White House Says No Consensus Existed on Russian Bounty Reports
President Donald Trump wasn’t briefed on reports that the Russian government paid bounties for American and allied troops to be killed in Afghanistan because there was no consensus among intelligence officials on the veracity of the claims, said White House press secretary Kayleigh McEnany.
McEnany told reporters at the White House on Monday that such intelligence wouldn’t be escalated to the White House without broad agreement among intelligence officials. She didn’t say whether reports of the bounties or the debate in the intelligence community were included in written daily briefs provided to Trump.
“Intelligence is verified before it reaches the president of the United States and in this case it was not verified,” she said, citing “dissenting opinions within the intelligence community.”
The alleged Russian bounties have swiftly emerged as another political crisis for a president already struggling to defend his response to the coronavirus outbreak that’s resurgent across the South, as well as continuing nationwide protests against police brutality and racism.
A group of senior lawmakers is being briefed Monday at the White House on the alleged intelligence reports and House Speaker Nancy Pelosi has demanded a briefing for the full House of Representatives.
Reports on the bounties and whether Trump knew about them have drawn fresh attention to the president’s efforts to build warmer relations with the Kremlin despite the U.S. intelligence community’s conclusion that Moscow interfered in the 2016 presidential election to bolster Trump’s candidacy and damage his rival, Hillary Clinton.

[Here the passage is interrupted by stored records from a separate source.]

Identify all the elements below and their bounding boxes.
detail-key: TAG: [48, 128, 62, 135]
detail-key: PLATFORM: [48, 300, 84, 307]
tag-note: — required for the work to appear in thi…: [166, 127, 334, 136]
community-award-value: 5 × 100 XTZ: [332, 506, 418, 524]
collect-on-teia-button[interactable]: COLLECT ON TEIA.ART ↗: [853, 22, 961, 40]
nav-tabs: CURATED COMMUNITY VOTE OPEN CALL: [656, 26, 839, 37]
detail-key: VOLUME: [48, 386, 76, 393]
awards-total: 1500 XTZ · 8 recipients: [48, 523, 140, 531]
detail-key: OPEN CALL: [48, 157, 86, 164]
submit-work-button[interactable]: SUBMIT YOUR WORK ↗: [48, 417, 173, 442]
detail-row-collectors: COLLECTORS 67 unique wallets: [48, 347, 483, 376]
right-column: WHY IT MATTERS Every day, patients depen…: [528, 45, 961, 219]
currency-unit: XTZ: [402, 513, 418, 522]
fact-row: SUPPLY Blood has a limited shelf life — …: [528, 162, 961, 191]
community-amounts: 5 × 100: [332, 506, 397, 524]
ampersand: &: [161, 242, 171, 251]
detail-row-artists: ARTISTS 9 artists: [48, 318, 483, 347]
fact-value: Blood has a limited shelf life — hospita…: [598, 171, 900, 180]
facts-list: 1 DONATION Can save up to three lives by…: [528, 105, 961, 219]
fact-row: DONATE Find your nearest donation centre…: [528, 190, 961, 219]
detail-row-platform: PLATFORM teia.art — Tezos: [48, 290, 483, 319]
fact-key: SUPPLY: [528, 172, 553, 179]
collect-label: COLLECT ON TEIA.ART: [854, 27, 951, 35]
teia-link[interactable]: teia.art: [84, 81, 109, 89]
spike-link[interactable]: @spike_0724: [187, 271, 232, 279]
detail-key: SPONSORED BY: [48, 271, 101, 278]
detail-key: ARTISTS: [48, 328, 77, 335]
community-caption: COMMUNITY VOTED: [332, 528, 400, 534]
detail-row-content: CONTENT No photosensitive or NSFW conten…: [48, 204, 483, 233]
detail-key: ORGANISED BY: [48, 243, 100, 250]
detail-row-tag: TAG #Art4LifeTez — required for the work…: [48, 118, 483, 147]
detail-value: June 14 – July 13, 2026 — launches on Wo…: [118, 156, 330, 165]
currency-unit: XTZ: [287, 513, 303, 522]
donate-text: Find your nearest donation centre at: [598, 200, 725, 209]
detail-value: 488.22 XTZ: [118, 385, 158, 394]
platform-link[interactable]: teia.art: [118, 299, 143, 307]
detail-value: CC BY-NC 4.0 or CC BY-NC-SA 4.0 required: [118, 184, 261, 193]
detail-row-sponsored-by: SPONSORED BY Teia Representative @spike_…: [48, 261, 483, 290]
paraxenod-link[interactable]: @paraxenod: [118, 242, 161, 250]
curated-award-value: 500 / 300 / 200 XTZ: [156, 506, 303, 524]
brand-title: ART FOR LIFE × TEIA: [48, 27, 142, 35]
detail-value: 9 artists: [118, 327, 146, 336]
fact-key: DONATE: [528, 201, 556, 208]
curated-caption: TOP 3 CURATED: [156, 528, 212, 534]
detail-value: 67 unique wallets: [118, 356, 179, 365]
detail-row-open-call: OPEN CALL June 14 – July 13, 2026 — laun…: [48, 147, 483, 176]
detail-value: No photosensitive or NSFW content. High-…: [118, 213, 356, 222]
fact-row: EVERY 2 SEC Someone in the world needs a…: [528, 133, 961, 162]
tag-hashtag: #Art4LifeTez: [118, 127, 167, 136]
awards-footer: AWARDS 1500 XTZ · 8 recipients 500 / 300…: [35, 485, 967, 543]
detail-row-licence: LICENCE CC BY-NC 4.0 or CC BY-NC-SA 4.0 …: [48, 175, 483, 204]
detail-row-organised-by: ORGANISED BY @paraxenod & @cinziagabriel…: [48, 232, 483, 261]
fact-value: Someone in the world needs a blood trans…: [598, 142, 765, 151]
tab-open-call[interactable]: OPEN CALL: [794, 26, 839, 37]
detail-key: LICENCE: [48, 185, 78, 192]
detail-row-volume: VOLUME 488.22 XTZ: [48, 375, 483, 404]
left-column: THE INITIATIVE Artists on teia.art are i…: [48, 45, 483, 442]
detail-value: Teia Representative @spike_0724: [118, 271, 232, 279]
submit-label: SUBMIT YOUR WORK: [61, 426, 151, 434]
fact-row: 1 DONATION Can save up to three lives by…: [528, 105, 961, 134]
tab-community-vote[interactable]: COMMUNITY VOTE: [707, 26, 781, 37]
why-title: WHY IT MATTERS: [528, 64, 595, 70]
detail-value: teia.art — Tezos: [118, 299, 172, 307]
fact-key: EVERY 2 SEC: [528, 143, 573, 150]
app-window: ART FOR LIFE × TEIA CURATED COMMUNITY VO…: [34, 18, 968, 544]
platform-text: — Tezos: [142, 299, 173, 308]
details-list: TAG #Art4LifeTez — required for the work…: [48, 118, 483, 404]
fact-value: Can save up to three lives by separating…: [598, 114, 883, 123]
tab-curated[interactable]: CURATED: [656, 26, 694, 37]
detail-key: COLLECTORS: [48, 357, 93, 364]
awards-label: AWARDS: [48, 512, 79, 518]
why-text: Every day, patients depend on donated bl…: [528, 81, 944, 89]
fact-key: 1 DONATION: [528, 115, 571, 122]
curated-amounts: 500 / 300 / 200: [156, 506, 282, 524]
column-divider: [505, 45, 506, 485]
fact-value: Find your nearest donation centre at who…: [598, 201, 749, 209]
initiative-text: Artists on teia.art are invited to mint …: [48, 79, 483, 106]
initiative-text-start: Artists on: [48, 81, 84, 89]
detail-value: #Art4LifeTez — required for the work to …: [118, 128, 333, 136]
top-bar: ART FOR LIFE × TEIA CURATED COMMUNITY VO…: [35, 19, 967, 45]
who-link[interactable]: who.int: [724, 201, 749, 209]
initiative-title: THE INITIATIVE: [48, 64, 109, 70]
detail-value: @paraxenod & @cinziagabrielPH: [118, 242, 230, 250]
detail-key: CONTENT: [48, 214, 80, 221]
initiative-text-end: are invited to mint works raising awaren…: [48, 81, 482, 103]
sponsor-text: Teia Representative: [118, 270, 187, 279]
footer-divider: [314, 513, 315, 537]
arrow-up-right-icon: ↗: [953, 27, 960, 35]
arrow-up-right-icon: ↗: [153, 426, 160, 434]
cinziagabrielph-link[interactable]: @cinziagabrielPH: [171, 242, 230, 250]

Russian officials have dismissed the accusations, earlier reported by the New York Times, as “fake news” emerging amid the heat of the 2020 presidential race.
Trump never brought up the issue in his conversations with President Vladimir Putin, Kremlin spokesman Dmitry Peskov said Monday. He dismissed the allegations as “lies,” highlighting Trump’s public rejection of them.
McEnany wouldn’t say whether the president still wants to invite Putin to the U.S. in September to be a part of a Group of Seven meeting Trump has said he plans to host.